Is the 2020 Census mandatory? Am I required to fill out my 2020 Census form?
Participation is mandatory, as described in Title 13 of the U.S. Code. Refusal to respond can result in a fine. However, no one has been prosecuted for failing to respond to the census since the 1970 Census.
Can I refuse to answer a census question?
While participation in the census—and answering all questions—is mandatory, people occasionally leave a question blank. The Census Bureau uses a statistical procedure to fill in any missing responses.
Will the Census Bureau keep coming to my door if I don't fill out my 2020 Census form?
If you don't respond to the 2020 Census, the Census Bureau will send up to five mailings to your address and an enumerator to your door.  For up to six days (with the possibility of more than one contact attempt per day), an enumerator will attempt to gather census information from someone in the household.  After each contact attempt, the enumerator will leave a "Notice of Visit" form encouraging households to respond via mail, phone, or online. After three days of attempting to contact someone at the address, an enumerator may begin contacting neighbors to request a proxy response for the nonresponding household.
What is an enumerator?
An enumerator is a specially trained Census Bureau employee who collects census information from people in-person. Enumerators carry identification with their name and photograph, a Department of Commerce watermark, and an expiration date. They also carry materials such as a bag or laptop with the Census Bureau logo.
Are census responses confidential?
The confidentiality of census records is protected by Title 13 of the U.S. Code. No data or tabulation may be produced that could be used to identify an individual. Individual records may not be released for at least 72 years.
How are census data collected?
In 2020, households will have the option of responding online, by mail, or by phone.
How will the 2020 Census count everyone?
Through a process of contacting every household, group quarters facility (such as college dormitory, barracks, or prison), and homeless support facility (such as shelter or soup kitchen) the Census Bureau will attempt to count the entire U.S. population in 2020.
How does the Census Bureau know where people live?
To count every person, the Census Bureau relies on an accurate and up-to-date list of residential addresses. This list is known as the Master Address File, and includes addresses served by the U.S. Postal Service, information gathered from local governments, and information updated by Census Bureau employees in the field.
Are foreign citizens counted in the Census?
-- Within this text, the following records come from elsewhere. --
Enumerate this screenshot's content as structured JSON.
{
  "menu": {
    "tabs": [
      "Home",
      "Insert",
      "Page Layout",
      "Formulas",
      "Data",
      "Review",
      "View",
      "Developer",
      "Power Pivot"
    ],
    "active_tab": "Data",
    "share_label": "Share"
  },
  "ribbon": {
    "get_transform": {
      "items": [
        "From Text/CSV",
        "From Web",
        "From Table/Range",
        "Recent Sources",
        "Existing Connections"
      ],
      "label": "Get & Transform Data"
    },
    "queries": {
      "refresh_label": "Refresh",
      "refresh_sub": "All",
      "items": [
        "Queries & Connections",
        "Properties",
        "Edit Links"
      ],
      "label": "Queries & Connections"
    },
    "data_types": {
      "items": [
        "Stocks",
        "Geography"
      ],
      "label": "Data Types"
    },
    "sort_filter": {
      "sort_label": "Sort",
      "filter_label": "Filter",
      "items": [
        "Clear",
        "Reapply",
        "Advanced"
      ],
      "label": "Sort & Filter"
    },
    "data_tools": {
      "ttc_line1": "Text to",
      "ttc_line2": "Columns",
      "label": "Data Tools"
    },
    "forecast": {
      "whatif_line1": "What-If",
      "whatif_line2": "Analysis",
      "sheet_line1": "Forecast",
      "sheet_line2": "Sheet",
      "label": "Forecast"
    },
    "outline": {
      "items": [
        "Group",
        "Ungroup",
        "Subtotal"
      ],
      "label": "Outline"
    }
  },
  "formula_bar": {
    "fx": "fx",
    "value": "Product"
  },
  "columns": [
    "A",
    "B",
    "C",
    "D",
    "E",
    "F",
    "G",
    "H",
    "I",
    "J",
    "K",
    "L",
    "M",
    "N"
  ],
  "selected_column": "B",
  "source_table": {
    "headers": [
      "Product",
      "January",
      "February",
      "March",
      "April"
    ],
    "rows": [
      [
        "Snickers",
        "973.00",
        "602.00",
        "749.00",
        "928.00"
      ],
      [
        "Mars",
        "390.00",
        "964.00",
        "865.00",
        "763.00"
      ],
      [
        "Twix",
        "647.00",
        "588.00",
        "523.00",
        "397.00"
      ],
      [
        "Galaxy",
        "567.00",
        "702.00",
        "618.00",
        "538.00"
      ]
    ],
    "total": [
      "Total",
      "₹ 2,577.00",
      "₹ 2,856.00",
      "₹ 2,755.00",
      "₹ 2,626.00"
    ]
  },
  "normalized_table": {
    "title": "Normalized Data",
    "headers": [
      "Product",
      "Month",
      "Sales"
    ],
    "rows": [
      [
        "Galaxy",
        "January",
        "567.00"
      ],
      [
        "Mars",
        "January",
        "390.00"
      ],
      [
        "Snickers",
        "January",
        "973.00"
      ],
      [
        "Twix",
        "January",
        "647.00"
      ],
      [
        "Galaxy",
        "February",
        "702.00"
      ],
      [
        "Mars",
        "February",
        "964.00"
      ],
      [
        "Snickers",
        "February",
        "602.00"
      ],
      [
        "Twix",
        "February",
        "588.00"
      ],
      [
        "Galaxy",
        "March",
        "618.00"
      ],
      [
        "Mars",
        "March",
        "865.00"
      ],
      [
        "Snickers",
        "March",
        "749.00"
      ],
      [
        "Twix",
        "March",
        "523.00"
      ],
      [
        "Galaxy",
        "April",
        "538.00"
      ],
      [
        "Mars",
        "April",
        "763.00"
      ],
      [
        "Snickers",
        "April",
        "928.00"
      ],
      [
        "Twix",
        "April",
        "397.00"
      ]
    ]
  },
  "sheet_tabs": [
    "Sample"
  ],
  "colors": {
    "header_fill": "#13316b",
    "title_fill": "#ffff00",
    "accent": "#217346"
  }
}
The U.S. Constitution mandates that a census be taken every 10 years to count all people—both citizens and noncitizens—living in the United States. Foreign citizens are considered to be living in the United States if, at the time of the census, they're living and sleeping most of the time at a U.S. residence. The foreign resident population includes legal permanent residents, foreign students in the United States on student visas, foreign diplomats and embassy staff, and other foreign citizens who reside in the United States on Census Day. However, citizens of foreign countries visiting the United States (such as on a vacation or business trip) are not counted in the census.